The new store sells paper books, ebook, and even audiobooks (when available).
The ebooks are being sold globally in all markets where HC has the rights, but the audiobooks and paper books are only available to US customers. In addition to selling the books, HC also links to other retailers who also offer HC titles. This includes retailers outside of the US.
The store also offers previews of upcoming titles as well as the option to pre-order the book. Readers will also find author tour and appearance information, and sweepstakes featuring partner prizes.
“Our mission as a 21st century publisher is to connect authors and readers,” said Angela Tribelli, chief marketing officer. “The elegant, consumer-centric design of the site provides an innovative platform for our authors that will boost the discoverability of their books, drive sales, and—ultimately—launch writing careers.”
Like the Narnia.com store, the ebooks sold on HarperCollins.com can be read in the HarperCollins -branded apps for iOS and Android, and they can also be downloaded to a PC and transferred to a compatible ebook reader.
Based on the few minutes I spent checking price, HarperCollins is pricing some titles competitively and others at full price.
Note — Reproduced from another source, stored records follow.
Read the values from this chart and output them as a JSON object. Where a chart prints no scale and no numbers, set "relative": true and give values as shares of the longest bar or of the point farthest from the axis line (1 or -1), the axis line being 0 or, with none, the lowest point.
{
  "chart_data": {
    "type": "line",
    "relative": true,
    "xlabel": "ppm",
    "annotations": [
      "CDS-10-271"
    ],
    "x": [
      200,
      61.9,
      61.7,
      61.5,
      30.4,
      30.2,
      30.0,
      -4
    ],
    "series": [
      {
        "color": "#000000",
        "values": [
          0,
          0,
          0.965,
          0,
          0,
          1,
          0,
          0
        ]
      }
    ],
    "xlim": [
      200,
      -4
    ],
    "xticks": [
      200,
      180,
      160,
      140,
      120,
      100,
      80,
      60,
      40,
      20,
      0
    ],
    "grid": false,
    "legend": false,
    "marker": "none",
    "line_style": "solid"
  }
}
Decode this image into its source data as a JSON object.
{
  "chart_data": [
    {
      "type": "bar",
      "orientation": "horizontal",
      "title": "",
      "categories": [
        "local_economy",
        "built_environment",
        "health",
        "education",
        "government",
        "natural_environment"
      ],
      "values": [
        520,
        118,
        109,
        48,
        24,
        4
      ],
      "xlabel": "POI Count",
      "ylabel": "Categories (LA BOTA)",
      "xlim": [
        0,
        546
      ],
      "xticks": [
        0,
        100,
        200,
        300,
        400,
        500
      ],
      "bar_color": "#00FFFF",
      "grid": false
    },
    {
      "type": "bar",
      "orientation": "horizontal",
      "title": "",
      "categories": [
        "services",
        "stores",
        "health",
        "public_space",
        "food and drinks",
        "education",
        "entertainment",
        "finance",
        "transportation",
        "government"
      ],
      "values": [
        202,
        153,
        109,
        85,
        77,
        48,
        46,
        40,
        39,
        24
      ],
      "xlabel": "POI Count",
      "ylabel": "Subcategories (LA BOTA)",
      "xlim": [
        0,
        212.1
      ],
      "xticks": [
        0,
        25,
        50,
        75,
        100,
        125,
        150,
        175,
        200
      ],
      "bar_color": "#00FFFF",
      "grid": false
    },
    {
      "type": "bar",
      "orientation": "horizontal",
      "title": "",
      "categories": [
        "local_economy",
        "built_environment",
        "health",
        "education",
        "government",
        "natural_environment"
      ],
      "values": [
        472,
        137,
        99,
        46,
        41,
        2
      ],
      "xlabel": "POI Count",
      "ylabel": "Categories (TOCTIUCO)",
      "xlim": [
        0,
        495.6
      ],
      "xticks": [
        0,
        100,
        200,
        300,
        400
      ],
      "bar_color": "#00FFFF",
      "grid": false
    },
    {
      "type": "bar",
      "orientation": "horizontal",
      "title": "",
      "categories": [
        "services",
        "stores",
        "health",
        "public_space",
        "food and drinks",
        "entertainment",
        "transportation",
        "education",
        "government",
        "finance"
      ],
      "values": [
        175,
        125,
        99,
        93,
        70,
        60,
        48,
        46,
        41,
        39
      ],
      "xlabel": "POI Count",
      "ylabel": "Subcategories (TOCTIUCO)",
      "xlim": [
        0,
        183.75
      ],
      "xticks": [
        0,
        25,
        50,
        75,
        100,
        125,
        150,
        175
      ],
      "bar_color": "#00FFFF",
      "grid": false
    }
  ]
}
That is much the same pricing policy as Amazon and other ebook retailers, and in fact HC sometimes beat the Amazon price.
HarperCollins is one of a number of publishers, including RosettaBooks and Hachette, that are trying to forge a direct retail connection with readers in the hopes of bypassing or at least lessening the impact of the Kindle Store. Given the inconvenience of HarperCollins’s new store, I don’t think they will have much luck in loosening Amazon’s grip on their pocketbook – at least not directly. But if HC were to start emphasizing links to other retailers, they might be able to lessen Amazon’s market share.
It would be a roundabout solution, but it’s still better than the alternative.